Intensive chemotherapy

This treatment is the same as that used to treat acute myeloid leukemia (AML) and aims to kill a significant proportion of the abnormal cells in the bone marrow to allow the bone marrow to work normally again (remission). Patients generally need to stay in hospital for four to six weeks for each course due to high chance of side-effects which may include the following:

  • nausea
  • vomiting
  • diarrhea
  • loss of appetite
  • sore mouth and mouth ulcers (mucositis)
  • tiredness
  • skin rashes
  • hair loss
  • infertility – which may be temporary or permanent

Bone-marrow transplant

A stem cell transplant (or bone marrow transplant) should be considered when there is ‘curative’ therapy is thought to be appropriate. Healthy bone marrow or stem cells are taken from another person whose tissue DNA is identical or almost identical to yours, so the donor is compatible with you. Before transplantation can take place, the person receiving the transplant will need to have intensive high-dose chemotherapy and possibly radiotherapy to destroy the cells in their bone marrow. The donated stem cells are given through a tube into a blood vessel, in a similar way to chemotherapy medication. The treatment has many side effects and it is important that the decision is thought of carefully.
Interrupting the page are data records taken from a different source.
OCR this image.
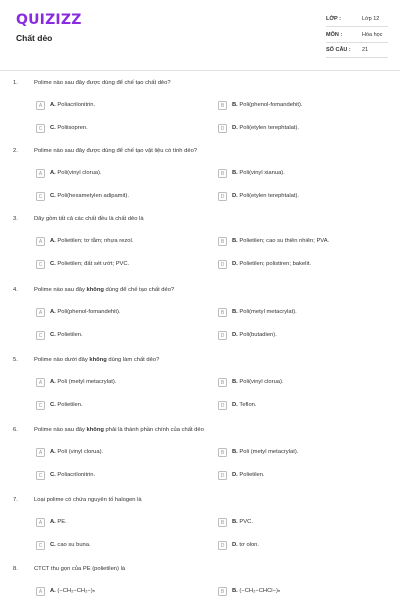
QUIZIZZ
Chất dẻo
LỚP :	Lớp 12
MÔN :	Hóa học
SỐ CÂU : 21
1.	Polime nào sau đây được dùng để chế tạo chất dẻo?
A	A. Poliacrilonitrin.	B	B. Poli(phenol-fomandehit).
C	C. Poliisopren.	D	D. Poli(etylen terephtalat).
2.	Polime nào sau đây được dùng để chế tạo vật liệu có tính dẻo?
A	A. Poli(vinyl clorua).	B	B. Poli(vinyl xianua).
C	C. Poli(hexametylen adipamit).	D	D. Poli(etylen terephtalat).
3.	Dãy gồm tất cả các chất đều là chất dẻo là
A	A. Polietilen; tơ tằm; nhựa rezol.	B	B. Polietilen; cao su thiên nhiên; PVA.
C	C. Polietilen; đất sét ướt; PVC.	D	D. Polietilen; polistiren; bakelit.
4.	Polime nào sau đây không dùng để chế tạo chất dẻo?
A	A. Poli(phenol-fomandehit).	B	B. Poli(metyl metacrylat).
C	C. Polietilen.	D	D. Poli(butadien).
5.	Polime nào dưới đây không dùng làm chất dẻo?
A	A. Poli (metyl metacrylat).	B	B. Poli(vinyl clorua).
C	C. Polietilen.	D	D. Teflon.
6.	Polime nào sau đây không phải là thành phần chính của chất dẻo
A	A. Poli (vinyl clorua).	B	B. Poli (metyl metacrylat).
C	C. Poliacrilonitrin.	D	D. Polietilen.
7.	Loại polime có chứa nguyên tố halogen là
A	A. PE.	B	B. PVC.
C	C. cao su buna.	D	D. tơ olon.
8.	CTCT thu gọn của PE (polietilen) là
A	A. (−CH₂−CH₂−)ₙ	B	B. (−CH₂−CHCl−)ₙ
There are a number of things to bear in mind if opting for this procedure:

  • Suitable for ‘high-risk’ MDS with disease under control.
  • Complicated process with many risks involved.
  • Donor match – a donor needs to be identified which can take a while.
  • Age is important – younger and fitter suggests a great chance of success.
  • Cost – expensive procedure if not provided by the country.
  • Availability – not all countries support this treatment.